Lost Words of Spring

Celebrate spring with these forgotten words of the season

Each of the four seasons has words that are peculiar to it. The fall has autumnal ("of or belonging to autumn"), while winter has brumal ("indicative of or occurring in the winter"). There are a host of words relating to summer, ranging from estivate ("to spend the summer usually at one place") to serotinal ("occurring in the latter half of summer"). What of spring?

spring

'Pullulate', meaning "to sprout," is still a term in general usage. 'Repullulate' ("to bud anew"), not so much.

Words Specific to Spring

There is vernal ("of, relating to, or occurring in the spring"), and its obscure cousin, vernant.

No one alive has seen spring come as early as it will this year, due to a complex combination of natural and man-made occurrences. This year, the vernal equinox, which signals the beginning of spring, occurs at 11:50 p.m. Eastern Daylight Time on Thursday, March 19.
— Beth Dalbey, Patch.com, 4 Mar. 2020

If we look back several centuries, and include words that are now thoroughly obscure, we may find a number of additional words that are applicable to this season that is the favorite of so many.

Henry Cockeram’s 1623 The English Dictionarie was one of a number of lexicons published in the 17th century that were referred to as "hard word dictionaries" (since they typically aimed to define difficult words, and omitted much of the common language). Cockeram included a number of words that sprang from the Latin vernus ("pertaining to spring"). Among these were vernate ("to wax young againe") and vernaculous ("a yong or green wit").

Also found in this dictionary were a handful of now-archaic terms for springtime occurrences, such as repullulate ("to spring or bud anew") and egerminate ("to spring, or bud out").

A prologue to the Reina Sofía exhibition includes some of the “light paintings” Stojka made of her childhood.
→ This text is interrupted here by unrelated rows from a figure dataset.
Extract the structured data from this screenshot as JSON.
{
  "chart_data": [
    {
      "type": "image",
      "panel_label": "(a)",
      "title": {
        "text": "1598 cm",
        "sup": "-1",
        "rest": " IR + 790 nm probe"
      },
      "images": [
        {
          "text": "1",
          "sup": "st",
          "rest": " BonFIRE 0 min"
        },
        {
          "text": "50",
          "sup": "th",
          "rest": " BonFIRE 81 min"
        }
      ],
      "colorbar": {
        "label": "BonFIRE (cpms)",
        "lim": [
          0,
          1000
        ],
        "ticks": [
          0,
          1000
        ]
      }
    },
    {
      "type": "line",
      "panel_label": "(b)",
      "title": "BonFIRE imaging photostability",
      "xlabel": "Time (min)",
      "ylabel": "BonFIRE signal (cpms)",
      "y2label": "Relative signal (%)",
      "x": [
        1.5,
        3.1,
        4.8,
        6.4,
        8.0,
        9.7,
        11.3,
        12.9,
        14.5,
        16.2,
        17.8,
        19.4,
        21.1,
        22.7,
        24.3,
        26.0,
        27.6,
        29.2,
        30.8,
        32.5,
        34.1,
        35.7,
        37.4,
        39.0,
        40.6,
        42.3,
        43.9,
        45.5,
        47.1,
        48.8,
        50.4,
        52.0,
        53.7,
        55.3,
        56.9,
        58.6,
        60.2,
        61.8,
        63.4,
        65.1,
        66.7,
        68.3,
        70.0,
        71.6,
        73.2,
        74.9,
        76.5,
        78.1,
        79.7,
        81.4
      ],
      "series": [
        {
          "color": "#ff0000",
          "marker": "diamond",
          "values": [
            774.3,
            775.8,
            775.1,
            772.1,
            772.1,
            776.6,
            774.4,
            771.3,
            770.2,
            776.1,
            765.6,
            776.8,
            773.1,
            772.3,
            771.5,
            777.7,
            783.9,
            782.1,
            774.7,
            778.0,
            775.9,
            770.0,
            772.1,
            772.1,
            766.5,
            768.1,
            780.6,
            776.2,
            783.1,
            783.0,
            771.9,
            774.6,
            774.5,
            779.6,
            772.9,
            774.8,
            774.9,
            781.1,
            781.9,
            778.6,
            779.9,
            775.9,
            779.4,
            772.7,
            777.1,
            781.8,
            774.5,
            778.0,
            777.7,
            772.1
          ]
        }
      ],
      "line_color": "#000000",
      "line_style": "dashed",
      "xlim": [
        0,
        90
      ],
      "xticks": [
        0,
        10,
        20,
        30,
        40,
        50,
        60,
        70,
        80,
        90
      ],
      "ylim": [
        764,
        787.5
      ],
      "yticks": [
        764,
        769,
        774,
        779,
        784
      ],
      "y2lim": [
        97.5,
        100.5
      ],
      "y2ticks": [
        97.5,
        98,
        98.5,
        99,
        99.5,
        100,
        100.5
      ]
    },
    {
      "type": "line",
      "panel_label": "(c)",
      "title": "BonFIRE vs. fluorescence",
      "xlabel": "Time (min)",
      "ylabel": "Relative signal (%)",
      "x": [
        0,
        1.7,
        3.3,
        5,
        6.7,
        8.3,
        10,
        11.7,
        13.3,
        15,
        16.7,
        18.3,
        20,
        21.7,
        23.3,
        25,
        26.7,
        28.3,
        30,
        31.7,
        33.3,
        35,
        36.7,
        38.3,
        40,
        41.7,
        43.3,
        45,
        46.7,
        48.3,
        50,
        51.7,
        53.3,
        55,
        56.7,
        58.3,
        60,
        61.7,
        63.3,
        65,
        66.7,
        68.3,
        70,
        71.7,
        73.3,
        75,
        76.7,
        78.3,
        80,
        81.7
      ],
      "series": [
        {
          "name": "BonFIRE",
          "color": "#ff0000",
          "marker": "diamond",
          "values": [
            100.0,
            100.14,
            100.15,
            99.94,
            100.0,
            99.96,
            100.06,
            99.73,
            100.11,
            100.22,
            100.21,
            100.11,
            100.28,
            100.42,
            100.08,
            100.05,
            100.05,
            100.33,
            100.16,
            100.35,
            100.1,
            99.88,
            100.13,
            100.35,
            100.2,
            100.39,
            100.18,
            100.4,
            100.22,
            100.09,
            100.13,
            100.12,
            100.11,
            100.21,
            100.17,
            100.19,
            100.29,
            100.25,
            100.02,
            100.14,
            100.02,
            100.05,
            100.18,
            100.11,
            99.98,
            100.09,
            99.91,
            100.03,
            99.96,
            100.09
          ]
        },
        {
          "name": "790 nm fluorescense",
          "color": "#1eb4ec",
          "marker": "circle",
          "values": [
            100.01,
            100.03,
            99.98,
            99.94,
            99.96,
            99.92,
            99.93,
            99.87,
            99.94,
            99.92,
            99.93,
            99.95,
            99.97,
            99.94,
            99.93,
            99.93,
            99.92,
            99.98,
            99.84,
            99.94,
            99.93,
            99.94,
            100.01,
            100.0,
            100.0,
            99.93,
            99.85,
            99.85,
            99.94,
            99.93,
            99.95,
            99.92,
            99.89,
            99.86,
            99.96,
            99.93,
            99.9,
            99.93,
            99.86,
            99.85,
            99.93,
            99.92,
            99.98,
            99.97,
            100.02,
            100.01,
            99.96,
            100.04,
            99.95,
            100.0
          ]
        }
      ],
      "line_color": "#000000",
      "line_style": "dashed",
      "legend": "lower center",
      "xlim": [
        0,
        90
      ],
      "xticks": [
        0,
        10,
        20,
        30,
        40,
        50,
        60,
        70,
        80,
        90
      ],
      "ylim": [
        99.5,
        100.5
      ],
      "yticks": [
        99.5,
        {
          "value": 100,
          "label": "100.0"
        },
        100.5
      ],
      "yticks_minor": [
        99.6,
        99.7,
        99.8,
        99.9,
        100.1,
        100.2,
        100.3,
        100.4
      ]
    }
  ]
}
We see women in kerchiefs and long dresses as the sun sets beside their caravans. Sunflowers blossom like fireworks. Willows pullulate with blotchy foliage that recalls her fellow Austrian Gustav Klimt.
— Jason Farago, The New York Times, 27 Jan. 2020

Some of these words were certainly in use before being recorded in the 1623 dictionary; for some others there is speculation that Cockeram coined them, by adding an English suffix to a Latin word.

Cockeram’s dictionary makes for delightful reading for anyone who has ever pondered something and thought "there ought to be a word for that"; very often there is a word for the thing in question, and it is buried deep in a dictionary from four hundred years ago. Many of the words he defined have not lasted until the modern day, and they are on occasion hard to take very seriously. But it is impossible not to be charmed by any work that includes words for such concepts as "the warmth of the sun in the winter" (apricitie), "a person whose hair has never been cut" (acersecomicke), and "to insult someone in the manner of a drunk" (debacchate).

So this spring, as the leaves begin to pullulate and the flowers egerminate, think kindly of Henry Cockeram, the largely-forgotten lexicographer of time gone by, and a man who—perhaps unintentionally—did his best to make our language more florid.